Да, надо еще сказать, что вокруг здания аэропорта водились в безумном количестве маслята. Росли, как просыпанные на землю, куда не ступишь – гриб, а то и целая семейка. Поэтому взрослые, напившись чаю с пирожками в буфете, шли обычно в лесок с сумками и ножичками в руках, маслят в город набрать на ужин. От Дутова до Ухты лететь всего минут сорок, маслята не успевали испортиться.

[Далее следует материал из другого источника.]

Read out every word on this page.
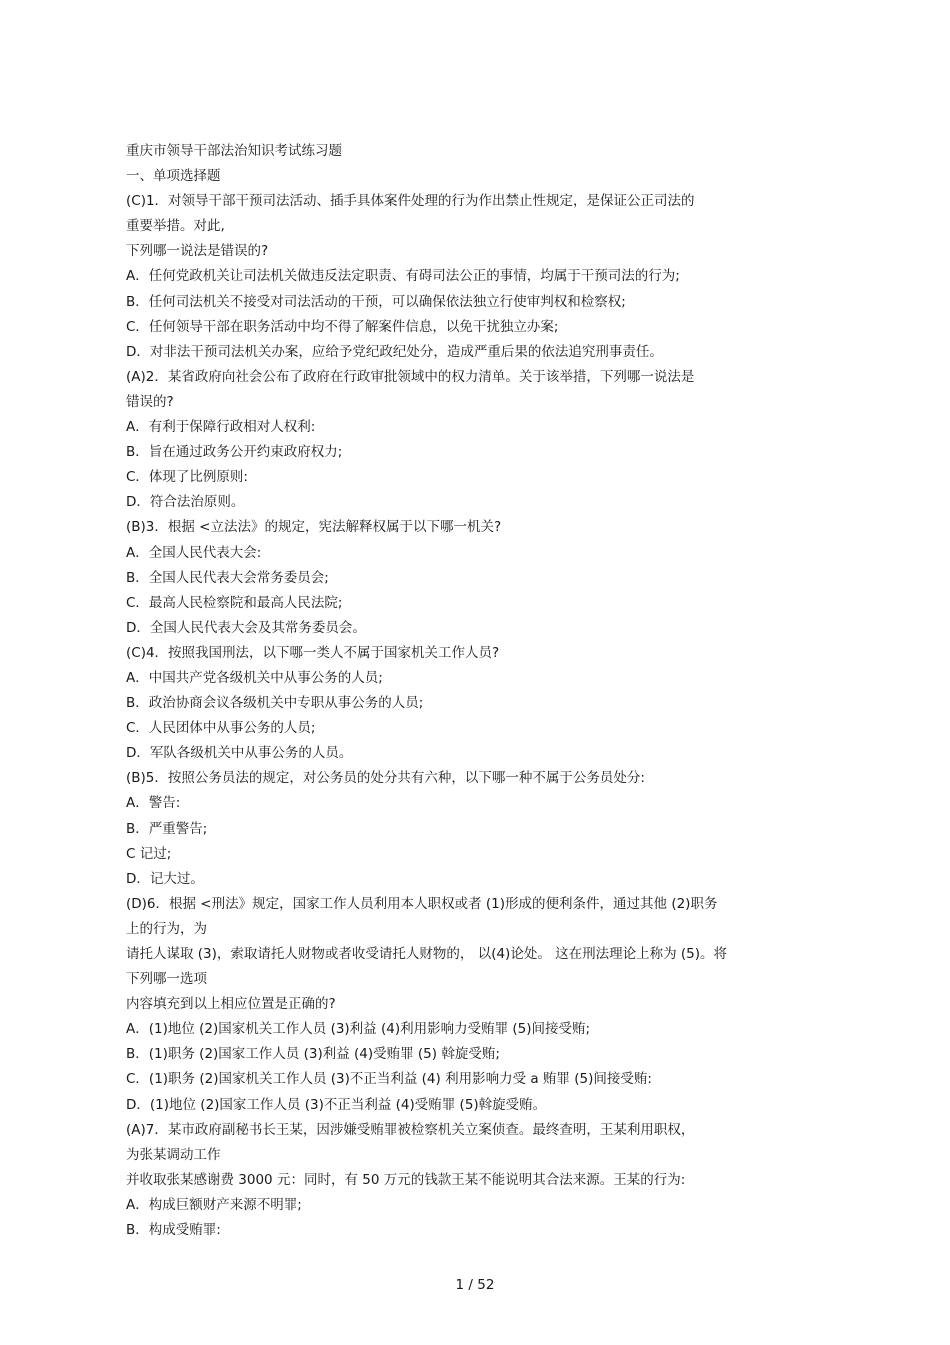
重庆市领导干部法治知识考试练习题
一、单项选择题
(C)1．对领导干部干预司法活动、插手具体案件处理的行为作出禁止性规定，是保证公正司法的
重要举措。对此,
下列哪一说法是错误的?
A．任何党政机关让司法机关做违反法定职责、有碍司法公正的事情，均属于干预司法的行为;
B．任何司法机关不接受对司法活动的干预，可以确保依法独立行使审判权和检察权;
C．任何领导干部在职务活动中均不得了解案件信息，以免干扰独立办案;
D．对非法干预司法机关办案，应给予党纪政纪处分，造成严重后果的依法追究刑事责任。
(A)2．某省政府向社会公布了政府在行政审批领域中的权力清单。关于该举措，下列哪一说法是
错误的?
A．有利于保障行政相对人权利:
B．旨在通过政务公开约束政府权力;
C．体现了比例原则:
D．符合法治原则。
(B)3．根据 <立法法》的规定，宪法解释权属于以下哪一机关?
A．全国人民代表大会:
B．全国人民代表大会常务委员会;
C．最高人民检察院和最高人民法院;
D．全国人民代表大会及其常务委员会。
(C)4．按照我国刑法，以下哪一类人不属于国家机关工作人员?
A．中国共产党各级机关中从事公务的人员;
B．政治协商会议各级机关中专职从事公务的人员;
C．人民团体中从事公务的人员;
D．军队各级机关中从事公务的人员。
(B)5．按照公务员法的规定，对公务员的处分共有六种，以下哪一种不属于公务员处分:
A．警告:
B．严重警告;
C 记过;
D．记大过。
(D)6．根据 <刑法》规定，国家工作人员利用本人职权或者 (1)形成的便利条件，通过其他 (2)职务
上的行为，为
请托人谋取 (3)，索取请托人财物或者收受请托人财物的， 以(4)论处。 这在刑法理论上称为 (5)。将
下列哪一选项
内容填充到以上相应位置是正确的?
A．(1)地位 (2)国家机关工作人员 (3)利益 (4)利用影响力受贿罪 (5)间接受贿;
B．(1)职务 (2)国家工作人员 (3)利益 (4)受贿罪 (5) 斡旋受贿;
C．(1)职务 (2)国家机关工作人员 (3)不正当利益 (4) 利用影响力受 a 贿罪 (5)间接受贿:
D．(1)地位 (2)国家工作人员 (3)不正当利益 (4)受贿罪 (5)斡旋受贿。
(A)7．某市政府副秘书长王某，因涉嫌受贿罪被检察机关立案侦查。最终查明，王某利用职权，
为张某调动工作
并收取张某感谢费 3000 元：同时，有 50 万元的钱款王某不能说明其合法来源。王某的行为:
A．构成巨额财产来源不明罪;
B．构成受贿罪:
1 / 52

И вот уже на буфет мне любоваться наскучило, и грибы собирать не хотелось, потому что нож не дали, а если маслята голыми руками собирать, то от скользкой шкурки грибов руки становились липкими и грязными, и мыть их было негде, а о пальто вытирать их не разрешалось. И маялась я на пустой веранде, не зная, чем себя занять. Выйти на летное поле камешки собирать? Скучно. Скакалки или куклы с собой не было, все в сумки упрятано. Правда, скучно. Вон и дедушка какой-то сидит на скамейке у двери, тоже скучает.

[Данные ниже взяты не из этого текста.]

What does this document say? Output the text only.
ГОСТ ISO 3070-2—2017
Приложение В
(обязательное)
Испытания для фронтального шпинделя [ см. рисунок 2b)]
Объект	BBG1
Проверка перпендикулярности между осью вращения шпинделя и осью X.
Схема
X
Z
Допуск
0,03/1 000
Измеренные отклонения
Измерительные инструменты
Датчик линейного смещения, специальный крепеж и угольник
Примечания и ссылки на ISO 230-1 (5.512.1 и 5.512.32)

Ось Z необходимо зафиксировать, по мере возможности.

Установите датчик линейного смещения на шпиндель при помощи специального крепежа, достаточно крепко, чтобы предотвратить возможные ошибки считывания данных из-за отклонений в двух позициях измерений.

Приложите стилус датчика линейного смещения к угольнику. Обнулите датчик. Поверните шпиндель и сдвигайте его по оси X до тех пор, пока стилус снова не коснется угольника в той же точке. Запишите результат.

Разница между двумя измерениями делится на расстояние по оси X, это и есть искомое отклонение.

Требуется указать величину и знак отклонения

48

Я подошла к незнакомому дедушке и внезапно для себя завела вдруг «Генерала Топтыгина». Вдохновение на меня нашло. И не просто так рассказывала, а с выражением, и временами изображала то медведя, то смотрителя. Дед глядел на меня, приоткрыв рот, я даже краешки нижних зубов у него во рту видела:


– … и Топтыгина прогнал из саней дубиной,

А смотритель обругал ямщика скотиной!..


Закончив, я сделала реверанс и уставилась в бесцветные, как апрельский лед на реке, стариковские глаза. А он молча встал, да и ушел в буфет. Вот тебе раз. Ну и ладно. И я двинула на летное поле, засыпанное маленькими речными камешками.

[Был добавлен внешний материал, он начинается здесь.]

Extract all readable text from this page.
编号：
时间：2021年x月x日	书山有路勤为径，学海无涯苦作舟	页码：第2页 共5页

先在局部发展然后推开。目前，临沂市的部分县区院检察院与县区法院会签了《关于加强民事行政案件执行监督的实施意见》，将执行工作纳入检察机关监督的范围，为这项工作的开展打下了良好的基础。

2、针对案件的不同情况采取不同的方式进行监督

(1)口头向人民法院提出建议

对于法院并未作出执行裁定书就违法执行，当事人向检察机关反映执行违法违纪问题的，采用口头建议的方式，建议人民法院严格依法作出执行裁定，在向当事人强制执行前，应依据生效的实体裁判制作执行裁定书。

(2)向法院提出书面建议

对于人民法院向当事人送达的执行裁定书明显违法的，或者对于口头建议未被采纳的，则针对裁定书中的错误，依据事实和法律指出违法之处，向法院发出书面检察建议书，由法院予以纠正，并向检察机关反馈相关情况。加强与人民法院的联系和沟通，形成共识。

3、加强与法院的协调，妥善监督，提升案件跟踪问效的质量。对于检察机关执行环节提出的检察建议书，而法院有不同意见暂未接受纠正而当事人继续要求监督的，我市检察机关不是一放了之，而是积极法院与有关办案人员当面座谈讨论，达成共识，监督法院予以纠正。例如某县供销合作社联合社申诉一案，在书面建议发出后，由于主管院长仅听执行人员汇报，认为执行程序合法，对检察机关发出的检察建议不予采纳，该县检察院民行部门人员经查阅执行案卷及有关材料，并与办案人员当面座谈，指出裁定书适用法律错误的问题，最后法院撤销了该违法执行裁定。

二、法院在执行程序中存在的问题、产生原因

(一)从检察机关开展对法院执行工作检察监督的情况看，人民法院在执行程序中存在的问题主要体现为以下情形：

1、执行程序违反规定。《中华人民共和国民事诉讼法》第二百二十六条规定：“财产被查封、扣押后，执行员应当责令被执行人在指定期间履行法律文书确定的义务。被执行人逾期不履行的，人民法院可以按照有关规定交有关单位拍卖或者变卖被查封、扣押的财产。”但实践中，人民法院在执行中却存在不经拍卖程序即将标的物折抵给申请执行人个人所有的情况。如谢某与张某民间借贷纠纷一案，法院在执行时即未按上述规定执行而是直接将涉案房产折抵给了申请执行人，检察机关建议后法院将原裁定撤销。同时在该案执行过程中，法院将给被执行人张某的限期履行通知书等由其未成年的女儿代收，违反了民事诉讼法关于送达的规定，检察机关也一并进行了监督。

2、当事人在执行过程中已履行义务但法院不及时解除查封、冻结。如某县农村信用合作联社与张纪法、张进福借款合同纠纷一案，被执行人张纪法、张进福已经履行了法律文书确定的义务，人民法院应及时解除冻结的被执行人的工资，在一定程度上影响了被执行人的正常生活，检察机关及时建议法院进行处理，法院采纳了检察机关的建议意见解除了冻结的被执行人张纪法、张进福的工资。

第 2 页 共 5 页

Но дедуля вдруг окликнул меня со ступенек веранды: «Артистка, далеко собралась?» Артистка – это я, кто же еще. И, обернувшись, увидела я в одной руке старика огромное красное яблоко, а в другой плитку шоколада «Рот-фронт». Вручая подарки, он спросил, сколько же мне лет? Я ответила, что три года, и вгрызлась в яблоко. Вкусное, венгерское, я такие яблоки только на картинках видела. Старик что-то говорил, но мне было не интересно его слушать. К ахам и охам публики мы привычные, а такими вот гостинцами меня еще никто не баловал.


Доев яблоко, я отправилась в лесок за аэропортом, нашла родителей и отдала им шоколад. Вкусным делиться надо, как учил меня дед Сагидулла. Но про яблоко я им ничего не сказала, мой грех. Ничего, шоколадом обойдутся.


В АН-2 меня стошнило от качки, и все яблоко пропало зря, окончив свой путь в вонючем сером пакетике, как раз для таких дел и вручаемых пассажирам «Аэрофлота».


Зато память о яблоке осталась.


Переночевав у папиной двоюродной сестры в Ухте, на следующий день мы отправились на самолете в Москву, чтобы потом добираться до Шуи. Усевшись в мягкое кресло самолета, я сразу задремала, положив голову на колени папе, и всю дорогу проспала. Жалко, что на облака не полюбовалась.


Аэропорт Шереметьево показался мне огромным, как город. Народу миллионы. Чемоданы. Дети. Кто плачет, кто скачет. Взрослые все такие разные, и некоторые разговаривают непонятно как, наверно татары, как мой дедушка. А буфет! Это было что-то невероятное!


Сказочные пирожные, то с верхом из шоколада, то из чего-то белого, то из разноцветных розочек. Башни из шоколадных плиток. Кусочки хлеба, украшенные плоскими котлетками, а другие – прозрачными красными бусинами (папа сказал, что это икра), да полосочками сыра, да еще бог знает чем… Я прилипла носом к витрине и дышать забыла. Вот как люди-то живут, это вам не ириски с леденцами. А в глубине витрины треугольные пирамидки с подписью «Сливки». А подальше орехи грецкие и еще разные штуки, каким и названия нет.


Я сглатывала слюнки и терпела. Всего-то два раза дернула маму за подол зеленого крепдешинового пальто: «Мам! Купи пирожное-корзиночку!» Мама молчала, и я подумала, что, если она не сказала «нет», значит, купит.


Очередь быстро двигалась, и я, разглядывая вкусности, крабом ползла вдоль витрины за маминым пальто. Но когда пришло время покупать пирожное, мама сказала вдруг незнакомым голосом: «Чай с лимоном и бутерброд с бужениной, будьте добры». Я замерла. Какая бужина, зачем? Пирожное! И, дернув маму за рукав, задирая голову вверх, я собралась было громко высказать обиду, но, к ужасу своему, поняла, что ЭТО не мама. Чужая тетя, с морковного цвета губами и недобрыми глазами, непонятным образом оказавшаяся в мамином пальто, сказала брезгливо: «Тебе чего, девочка?».


Шок. Мама где?! Неужели, пока я таращилась на пирожные, она успела купить все что надо и ушла?


Отойдя от буфета, я хотела было зареветь, но увидела напротив еще одно мамино пальто. И в нем сидела еще одна тетя, тоже чужая. Но с двумя огромными сумками. Из левого бока большой красной сумки что-то кругло выпирало, будто яблоко, а небольшая коричневая сумка стояла строго и ровно. И я сразу подумала: там шоколад рядами уложен. «Рот-фронт».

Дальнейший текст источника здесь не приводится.